= Treaty of Kortrijk =

1820 treaty between France and the Netherlands

The border between the United Kingdom of the Netherlands and France as laid down in the Kortrijk treaty.

The Treaty of Kortrijk (Dutch: Verdrag van Kortrijk) was signed the 28 March 1820 in the current Museum of Arts Broelmuseum in the Belgian city of Kortrijk. This treaty laid out the boundaries between France and the United Kingdom of the Netherlands (under the reign of King William I of the Netherlands). Belgium inherited the border upon its independence from the Netherlands in 1830. Nowadays, those boundaries still stand, with some minor corrections, as the official border between Belgium and France and between Luxembourg and France.

Prior to the treaty, border markers were set up on the border between France and the Nederlands in 1819. The Treaty stipulates that if a debate on boundaries is needed, a committee of representatives from France and Belgium will discuss it, but meetings have not been held since 1930.

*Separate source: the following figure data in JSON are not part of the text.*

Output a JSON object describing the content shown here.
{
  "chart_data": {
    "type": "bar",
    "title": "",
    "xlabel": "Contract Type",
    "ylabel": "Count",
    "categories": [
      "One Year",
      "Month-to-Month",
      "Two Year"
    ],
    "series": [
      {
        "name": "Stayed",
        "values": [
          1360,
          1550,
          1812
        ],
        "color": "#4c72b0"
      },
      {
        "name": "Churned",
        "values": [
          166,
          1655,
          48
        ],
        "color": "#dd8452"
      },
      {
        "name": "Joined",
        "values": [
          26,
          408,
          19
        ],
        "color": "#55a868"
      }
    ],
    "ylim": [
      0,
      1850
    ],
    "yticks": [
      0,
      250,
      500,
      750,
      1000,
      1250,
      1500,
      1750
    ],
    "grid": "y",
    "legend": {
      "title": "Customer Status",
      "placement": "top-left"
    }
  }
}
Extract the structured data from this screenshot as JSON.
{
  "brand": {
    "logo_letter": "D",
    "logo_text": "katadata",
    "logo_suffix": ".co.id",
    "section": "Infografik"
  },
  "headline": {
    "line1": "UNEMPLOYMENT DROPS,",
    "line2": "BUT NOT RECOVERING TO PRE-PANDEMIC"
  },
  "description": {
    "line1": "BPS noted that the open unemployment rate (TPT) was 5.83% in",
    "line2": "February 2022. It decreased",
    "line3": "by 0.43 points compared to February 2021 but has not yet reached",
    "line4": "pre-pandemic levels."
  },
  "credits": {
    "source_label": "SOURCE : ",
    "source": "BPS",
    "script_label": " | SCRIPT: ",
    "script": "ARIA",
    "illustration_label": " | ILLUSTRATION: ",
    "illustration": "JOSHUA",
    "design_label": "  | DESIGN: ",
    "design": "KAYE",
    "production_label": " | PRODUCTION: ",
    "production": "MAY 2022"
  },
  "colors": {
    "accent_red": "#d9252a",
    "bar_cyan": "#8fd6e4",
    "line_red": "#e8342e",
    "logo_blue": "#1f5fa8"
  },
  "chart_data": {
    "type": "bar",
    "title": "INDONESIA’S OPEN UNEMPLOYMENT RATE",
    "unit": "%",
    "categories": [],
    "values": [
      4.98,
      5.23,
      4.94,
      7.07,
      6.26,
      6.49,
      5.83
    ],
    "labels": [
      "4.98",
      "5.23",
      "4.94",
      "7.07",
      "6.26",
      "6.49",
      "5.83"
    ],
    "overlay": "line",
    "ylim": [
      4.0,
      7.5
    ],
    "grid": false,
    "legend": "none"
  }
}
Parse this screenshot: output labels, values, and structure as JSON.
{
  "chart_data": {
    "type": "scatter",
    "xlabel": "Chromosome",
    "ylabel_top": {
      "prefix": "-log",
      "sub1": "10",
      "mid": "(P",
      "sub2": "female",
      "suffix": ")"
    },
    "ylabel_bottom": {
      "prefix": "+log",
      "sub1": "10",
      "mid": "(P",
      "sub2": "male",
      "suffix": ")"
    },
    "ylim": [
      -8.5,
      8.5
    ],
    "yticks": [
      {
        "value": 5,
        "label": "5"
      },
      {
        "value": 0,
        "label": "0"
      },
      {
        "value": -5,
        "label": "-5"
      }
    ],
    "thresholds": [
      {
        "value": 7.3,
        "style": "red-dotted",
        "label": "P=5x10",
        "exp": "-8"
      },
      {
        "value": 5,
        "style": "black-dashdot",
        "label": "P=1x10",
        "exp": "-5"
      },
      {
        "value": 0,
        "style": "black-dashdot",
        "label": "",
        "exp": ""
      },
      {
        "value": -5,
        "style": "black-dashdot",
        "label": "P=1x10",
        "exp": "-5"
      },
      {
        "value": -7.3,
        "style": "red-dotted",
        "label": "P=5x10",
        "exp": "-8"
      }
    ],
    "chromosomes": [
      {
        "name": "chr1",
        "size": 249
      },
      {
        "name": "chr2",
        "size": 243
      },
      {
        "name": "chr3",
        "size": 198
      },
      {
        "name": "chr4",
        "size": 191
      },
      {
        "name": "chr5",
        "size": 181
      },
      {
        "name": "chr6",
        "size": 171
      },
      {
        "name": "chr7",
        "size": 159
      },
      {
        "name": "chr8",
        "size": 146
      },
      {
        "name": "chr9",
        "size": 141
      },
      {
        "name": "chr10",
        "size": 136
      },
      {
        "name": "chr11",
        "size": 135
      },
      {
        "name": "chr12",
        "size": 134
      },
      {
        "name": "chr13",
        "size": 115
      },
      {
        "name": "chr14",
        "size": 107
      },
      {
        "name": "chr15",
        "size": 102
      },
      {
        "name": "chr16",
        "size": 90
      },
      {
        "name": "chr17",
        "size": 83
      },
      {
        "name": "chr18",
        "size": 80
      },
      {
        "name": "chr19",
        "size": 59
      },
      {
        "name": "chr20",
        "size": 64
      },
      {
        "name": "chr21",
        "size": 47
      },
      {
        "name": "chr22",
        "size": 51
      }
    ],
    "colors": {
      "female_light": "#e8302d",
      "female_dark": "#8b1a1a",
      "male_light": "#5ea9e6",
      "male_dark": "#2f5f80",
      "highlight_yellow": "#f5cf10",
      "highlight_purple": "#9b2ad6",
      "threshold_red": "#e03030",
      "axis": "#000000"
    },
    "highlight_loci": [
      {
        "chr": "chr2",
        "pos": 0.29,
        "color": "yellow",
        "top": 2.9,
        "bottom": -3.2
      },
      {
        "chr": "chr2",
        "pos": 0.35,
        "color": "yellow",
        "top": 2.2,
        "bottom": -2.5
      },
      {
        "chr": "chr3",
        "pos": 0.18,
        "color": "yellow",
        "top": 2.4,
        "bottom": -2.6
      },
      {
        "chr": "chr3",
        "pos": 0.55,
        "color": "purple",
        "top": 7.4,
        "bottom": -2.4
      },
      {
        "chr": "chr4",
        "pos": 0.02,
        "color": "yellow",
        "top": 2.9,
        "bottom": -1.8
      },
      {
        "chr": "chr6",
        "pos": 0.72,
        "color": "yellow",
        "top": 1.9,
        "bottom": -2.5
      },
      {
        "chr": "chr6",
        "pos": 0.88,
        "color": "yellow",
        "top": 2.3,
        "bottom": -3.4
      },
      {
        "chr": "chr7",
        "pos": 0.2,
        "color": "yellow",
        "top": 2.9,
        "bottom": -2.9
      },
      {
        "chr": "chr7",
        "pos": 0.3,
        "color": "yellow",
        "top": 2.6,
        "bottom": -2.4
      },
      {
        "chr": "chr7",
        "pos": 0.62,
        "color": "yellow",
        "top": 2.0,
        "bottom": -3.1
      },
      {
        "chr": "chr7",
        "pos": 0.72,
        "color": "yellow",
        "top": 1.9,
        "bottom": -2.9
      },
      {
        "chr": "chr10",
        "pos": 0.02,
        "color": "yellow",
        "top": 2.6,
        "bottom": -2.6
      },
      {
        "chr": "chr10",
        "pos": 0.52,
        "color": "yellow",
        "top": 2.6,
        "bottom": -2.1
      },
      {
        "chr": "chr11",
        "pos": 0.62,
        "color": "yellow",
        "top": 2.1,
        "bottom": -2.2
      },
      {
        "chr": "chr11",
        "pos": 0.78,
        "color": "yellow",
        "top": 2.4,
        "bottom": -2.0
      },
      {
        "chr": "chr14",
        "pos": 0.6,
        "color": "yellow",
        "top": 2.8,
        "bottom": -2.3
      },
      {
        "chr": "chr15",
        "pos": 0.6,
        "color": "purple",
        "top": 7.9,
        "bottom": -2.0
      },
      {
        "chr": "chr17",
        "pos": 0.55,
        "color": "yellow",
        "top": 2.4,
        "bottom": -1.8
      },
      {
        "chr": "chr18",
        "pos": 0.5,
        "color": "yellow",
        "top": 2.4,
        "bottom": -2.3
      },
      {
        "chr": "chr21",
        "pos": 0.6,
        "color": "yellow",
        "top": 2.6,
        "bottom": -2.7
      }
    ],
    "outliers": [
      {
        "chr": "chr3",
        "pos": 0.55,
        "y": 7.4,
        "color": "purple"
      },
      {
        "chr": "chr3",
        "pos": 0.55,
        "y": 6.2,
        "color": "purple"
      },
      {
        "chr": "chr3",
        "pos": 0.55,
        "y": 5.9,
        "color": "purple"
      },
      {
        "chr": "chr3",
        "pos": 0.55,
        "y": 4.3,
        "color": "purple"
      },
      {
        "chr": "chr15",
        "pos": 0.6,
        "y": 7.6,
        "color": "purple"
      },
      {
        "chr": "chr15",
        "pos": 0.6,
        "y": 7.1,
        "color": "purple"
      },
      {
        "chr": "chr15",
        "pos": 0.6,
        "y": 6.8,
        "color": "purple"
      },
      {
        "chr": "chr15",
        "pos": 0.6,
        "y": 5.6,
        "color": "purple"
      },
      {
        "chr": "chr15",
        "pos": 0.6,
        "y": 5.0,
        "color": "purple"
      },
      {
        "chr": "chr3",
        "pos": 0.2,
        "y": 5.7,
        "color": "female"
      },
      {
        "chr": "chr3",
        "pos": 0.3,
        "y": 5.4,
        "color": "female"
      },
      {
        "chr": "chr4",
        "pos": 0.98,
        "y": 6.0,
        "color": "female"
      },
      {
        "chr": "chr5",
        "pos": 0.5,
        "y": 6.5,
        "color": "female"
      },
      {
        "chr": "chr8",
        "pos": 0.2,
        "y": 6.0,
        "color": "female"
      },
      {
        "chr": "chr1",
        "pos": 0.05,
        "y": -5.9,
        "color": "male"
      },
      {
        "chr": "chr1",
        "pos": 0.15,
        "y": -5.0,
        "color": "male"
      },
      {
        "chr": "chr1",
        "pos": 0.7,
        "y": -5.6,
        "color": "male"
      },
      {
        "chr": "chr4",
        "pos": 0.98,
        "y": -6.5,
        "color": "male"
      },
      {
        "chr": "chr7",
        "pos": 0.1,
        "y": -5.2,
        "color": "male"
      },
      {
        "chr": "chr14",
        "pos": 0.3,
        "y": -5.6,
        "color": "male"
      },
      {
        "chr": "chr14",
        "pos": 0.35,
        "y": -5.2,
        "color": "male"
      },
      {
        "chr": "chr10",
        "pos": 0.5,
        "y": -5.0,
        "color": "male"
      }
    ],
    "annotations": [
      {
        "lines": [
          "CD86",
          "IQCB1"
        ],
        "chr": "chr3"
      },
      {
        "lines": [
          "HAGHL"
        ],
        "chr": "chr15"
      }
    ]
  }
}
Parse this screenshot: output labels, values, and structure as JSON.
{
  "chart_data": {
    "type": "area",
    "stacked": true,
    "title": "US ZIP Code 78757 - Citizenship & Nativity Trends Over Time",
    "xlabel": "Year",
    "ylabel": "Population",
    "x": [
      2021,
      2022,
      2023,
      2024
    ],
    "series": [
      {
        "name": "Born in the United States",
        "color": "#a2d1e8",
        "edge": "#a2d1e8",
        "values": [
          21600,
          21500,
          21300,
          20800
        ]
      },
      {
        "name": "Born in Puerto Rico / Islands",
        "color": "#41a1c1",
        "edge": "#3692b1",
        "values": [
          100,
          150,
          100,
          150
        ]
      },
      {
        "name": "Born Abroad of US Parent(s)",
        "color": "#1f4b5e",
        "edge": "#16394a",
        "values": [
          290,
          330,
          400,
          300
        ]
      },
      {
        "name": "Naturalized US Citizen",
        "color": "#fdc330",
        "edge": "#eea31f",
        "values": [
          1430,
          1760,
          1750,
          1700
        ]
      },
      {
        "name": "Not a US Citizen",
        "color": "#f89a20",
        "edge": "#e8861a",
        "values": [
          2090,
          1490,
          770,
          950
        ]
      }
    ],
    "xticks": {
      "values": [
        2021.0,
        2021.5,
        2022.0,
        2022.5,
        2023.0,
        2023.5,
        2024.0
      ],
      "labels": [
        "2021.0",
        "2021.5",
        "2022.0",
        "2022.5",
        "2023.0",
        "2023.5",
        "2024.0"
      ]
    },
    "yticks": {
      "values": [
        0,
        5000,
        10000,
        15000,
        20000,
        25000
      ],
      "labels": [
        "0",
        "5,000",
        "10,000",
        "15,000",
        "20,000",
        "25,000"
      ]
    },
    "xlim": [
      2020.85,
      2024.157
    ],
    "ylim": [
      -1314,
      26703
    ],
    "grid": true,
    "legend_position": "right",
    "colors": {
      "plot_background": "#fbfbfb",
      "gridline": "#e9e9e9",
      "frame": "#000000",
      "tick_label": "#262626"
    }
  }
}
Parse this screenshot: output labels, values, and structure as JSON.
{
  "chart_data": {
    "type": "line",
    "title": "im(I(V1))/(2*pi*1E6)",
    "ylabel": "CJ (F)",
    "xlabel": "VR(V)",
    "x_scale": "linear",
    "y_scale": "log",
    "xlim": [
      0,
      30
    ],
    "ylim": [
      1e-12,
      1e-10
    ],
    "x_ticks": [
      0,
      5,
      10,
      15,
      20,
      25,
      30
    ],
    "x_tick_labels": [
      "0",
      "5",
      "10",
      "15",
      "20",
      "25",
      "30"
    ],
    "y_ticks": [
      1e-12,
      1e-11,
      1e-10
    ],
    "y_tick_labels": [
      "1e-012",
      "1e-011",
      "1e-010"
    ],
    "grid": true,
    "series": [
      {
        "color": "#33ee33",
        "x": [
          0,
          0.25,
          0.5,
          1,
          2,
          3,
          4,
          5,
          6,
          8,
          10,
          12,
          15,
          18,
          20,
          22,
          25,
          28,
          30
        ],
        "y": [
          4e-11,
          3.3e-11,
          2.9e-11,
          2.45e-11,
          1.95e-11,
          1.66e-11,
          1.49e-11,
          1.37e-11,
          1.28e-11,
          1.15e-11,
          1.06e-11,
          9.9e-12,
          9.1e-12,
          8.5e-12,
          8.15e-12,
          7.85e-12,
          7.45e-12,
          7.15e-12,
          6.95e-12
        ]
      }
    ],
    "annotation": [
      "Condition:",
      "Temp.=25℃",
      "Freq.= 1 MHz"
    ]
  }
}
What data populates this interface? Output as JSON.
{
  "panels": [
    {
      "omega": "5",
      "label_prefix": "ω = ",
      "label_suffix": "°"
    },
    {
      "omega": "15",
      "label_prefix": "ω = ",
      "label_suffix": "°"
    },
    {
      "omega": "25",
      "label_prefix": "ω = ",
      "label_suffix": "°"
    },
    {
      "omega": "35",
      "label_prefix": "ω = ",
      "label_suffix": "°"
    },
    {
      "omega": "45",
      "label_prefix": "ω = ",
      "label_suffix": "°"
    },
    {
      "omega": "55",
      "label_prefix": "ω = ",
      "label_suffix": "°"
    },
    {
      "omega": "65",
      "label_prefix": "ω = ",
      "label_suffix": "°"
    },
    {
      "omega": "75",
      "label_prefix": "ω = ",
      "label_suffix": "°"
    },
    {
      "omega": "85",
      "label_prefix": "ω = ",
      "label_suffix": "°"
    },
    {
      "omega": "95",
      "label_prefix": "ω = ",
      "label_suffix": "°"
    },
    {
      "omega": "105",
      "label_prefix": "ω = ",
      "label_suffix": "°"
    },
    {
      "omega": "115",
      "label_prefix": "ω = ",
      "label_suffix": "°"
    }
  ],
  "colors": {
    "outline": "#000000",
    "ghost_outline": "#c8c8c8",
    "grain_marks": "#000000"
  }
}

In 2021, the treaty was inadvertently violated when a disgruntled Belgian farmer, annoyed that one of the border markers was in the way of his tractor, moved the stone seven feet (2.2 metres) into French territory and enlarged not only his land but the entire country of Belgium. The mayors of the neighbouring French and Belgian villages took the encroachment good-naturedly, and the farmer was issued with a letter ordering that the stone be moved back to its original position.